LES BYZANTINS (533-665)
Après la mort de Genséric, ses successeurs ne surent redonner à leur peuple la fougue du temps de leurs conquêtes. Les Vandales se ramollirent progressivement sous le doux climat de l’Afrique du Nord et leur règne se termina en 533 lors d'une expédition militaire chrétienne menée par le général byzantin Bélisaire. L’historien Procope, originaire de Césarée en Judée, participa à cette reconquête et a laissé son témoignage. Un des administrateurs ayant accompagné Bélisaire s’appelait Salomon, un Juif oriental : il fut placé en charge de la Lybie. Quant aux trésors du Temple de Jérusalem, Bélisaire les emporta de Carthage et les expédia à Byzance (Constantinople ou Istanbul d'aujourd'hui). Là, selon Procope, un autre Juif conseilla à l’empereur Justinien de ne pas les conserver auprès de lui comme trésors, autrement son empire subirait les mêmes malheurs qui étaient tombés sur les Romains et les Vandales qui s'en étaient précédemment emparés. L’empereur fit aussitôt renvoyer ces trésors en Judée, en l’an 533. Quel périple pour ces trésors du Temple : Jérusalem, Rome, Carthage, Byzance puis retour à Jérusalem après 544 ans ! Ils furent mis sous la garde de l’église de Jérusalem et on en perd ensuite la trace au moment de la campagne des Perses contre les Byzantins de Judée en 614 : a priori ils seraient encore enfouis quelque part sous Jérusalem. Justinien, un nom qui se traduit par Tzadik ou Sadoq en hébreu (c'est-à-dire le Juste), était originaire de Macédoine, une région où de nombreux Juifs s’étaient établis avant l’ère chrétienne, du temps de l’empire grec. Le père de Justinien s’appelait… Shabbat. Grâce à Justinien, le Christianisme fut rétabli en Afrique du Nord, du moins dans la partie "civilisée" à savoir la zone côtière et les métropoles. Le reste de la contrée montagneuse et sauvage, peuplée de tribus juives et berbères judaïsées, étaient laissé de côté par les nouveaux maîtres, comme par ceux qui les avaient précédés.
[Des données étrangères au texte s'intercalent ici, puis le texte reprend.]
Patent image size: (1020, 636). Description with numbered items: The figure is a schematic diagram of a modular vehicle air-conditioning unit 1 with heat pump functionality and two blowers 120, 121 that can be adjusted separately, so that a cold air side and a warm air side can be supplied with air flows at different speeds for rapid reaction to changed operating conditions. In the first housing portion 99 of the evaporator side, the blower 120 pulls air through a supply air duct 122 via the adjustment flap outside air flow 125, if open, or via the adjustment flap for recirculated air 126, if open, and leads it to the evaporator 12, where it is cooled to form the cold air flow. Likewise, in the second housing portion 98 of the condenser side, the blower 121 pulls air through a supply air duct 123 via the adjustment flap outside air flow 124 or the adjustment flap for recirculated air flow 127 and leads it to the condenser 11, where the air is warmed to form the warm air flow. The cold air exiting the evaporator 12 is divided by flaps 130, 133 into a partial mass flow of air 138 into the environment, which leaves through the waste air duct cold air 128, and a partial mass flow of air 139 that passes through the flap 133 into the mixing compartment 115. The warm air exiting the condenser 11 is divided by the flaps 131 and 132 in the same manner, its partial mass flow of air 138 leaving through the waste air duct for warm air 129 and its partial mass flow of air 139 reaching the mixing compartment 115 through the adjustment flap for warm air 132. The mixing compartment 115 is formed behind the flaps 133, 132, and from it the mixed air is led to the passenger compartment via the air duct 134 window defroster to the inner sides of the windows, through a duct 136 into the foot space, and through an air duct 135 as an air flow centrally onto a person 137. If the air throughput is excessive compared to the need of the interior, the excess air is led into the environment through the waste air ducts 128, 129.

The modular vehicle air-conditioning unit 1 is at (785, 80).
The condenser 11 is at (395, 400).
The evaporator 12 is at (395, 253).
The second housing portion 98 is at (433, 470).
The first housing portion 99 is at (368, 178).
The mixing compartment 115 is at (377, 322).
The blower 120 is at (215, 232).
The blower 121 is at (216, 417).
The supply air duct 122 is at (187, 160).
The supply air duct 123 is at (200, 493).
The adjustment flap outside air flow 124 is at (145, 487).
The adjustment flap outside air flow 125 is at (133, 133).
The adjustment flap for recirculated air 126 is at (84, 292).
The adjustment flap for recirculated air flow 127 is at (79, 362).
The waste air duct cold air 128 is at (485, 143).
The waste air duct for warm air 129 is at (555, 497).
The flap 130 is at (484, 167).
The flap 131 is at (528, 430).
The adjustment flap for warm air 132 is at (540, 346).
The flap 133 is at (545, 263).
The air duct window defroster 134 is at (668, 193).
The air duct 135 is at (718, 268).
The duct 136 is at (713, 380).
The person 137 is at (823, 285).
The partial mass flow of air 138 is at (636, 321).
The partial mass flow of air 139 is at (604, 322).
Pendant ce temps, dans la péninsule ibérique, le roi wisigoth Reccared se convertit au Christianisme (peut-être pour éviter l'invasion de son royaume par les Byzantins déjà à ses portes) en acceptant les accords du Concile de Tolède de 589. Du coup commencent des persécutions envers les Juifs de l'Espagne wisigothe et des conversions forcées. Certains historiens ont affirmé que les Juifs qui se refusaient à ces conversions s'enfuirent au Maghreb. Mais ceci est douteux car le Maghreb était alors déjà byzantin, ce qui impliquait des persécutions similaires. Ces premiers Juifs d'Espagne, qui avaient vécu dans la péninsule depuis le temps des Romains (près de 700 ans) durent émigrer vers le Nord, dans ce qui est aujourd'hui le Languedoc et le Roussilon, où ils s'établirent dans des villes comme Narbonne et Carcassonne.
LES ARABES (665-1517)
Après avoir conquis la Terre Sainte, et tout le bassin mésopotamien, les nouveaux envahisseurs arrivèrent aux portes de l’Afrique du Nord et prirent Carthage en 665. C’est alors que survint une armée berbère venue des montagnes et dirigée par une femme : la Kahina. Elle était d’origine juive, ou berbère judaïsée. Elle repoussa les envahisseurs et reprit la ville de Carthage. Les Arabes retournèrent dans leur base arrière, en Égypte, et y restèrent jusqu’en 702. Une nouvelle armée d'invasion fut alors plus chanceuse et, cette fois, la Kahina fut battue et tuée sur le champ de bataille. Les Byzantins d’Afrique du Nord perdirent ainsi leur indépendance et furent contraints d’épouser l’Islam, faute de quoi ils étaient mis à mort. Les judéo-berbères, vaincus dans les batailles de plaine, s’en retournèrent dans leurs montagnes sans que les Arabes ne cherchèrent à les en déloger. Ils purent conserver leur religion judaïque. Ibn-Khaldoun, grand historien arabe du 14è siècle, témoigna du prosélytisme juif parmi les tribus nomades avant l'arrivée de l'Islam : Une partie des Berbères professait le judaïsme, religion qu’ils avaient reçue de leurs puissants voisins, les Israélites de Syrie (sic. Judée/Palestine). Parmi les Berbères juifs, on distinguait les Djeraoua, tribu qui habitait l’Aurès et à laquelle appartenait la Kahina, femme qui fut tuée par les Arabes à l’époque des premières invasions. Les autres tribus juives étaient les Nefouça, Berbères de l’Ifrikiya (= Afrique du Nord), les Fendelaoua, les Mediouna, les Behloula, les Ghiatha et les Fazaz, Berbères du Maghreb-el-Acsa. (Ibn-Khaldoun, Histoire des Berbères, traduction de Slane, Tome 1, pp. 208-209)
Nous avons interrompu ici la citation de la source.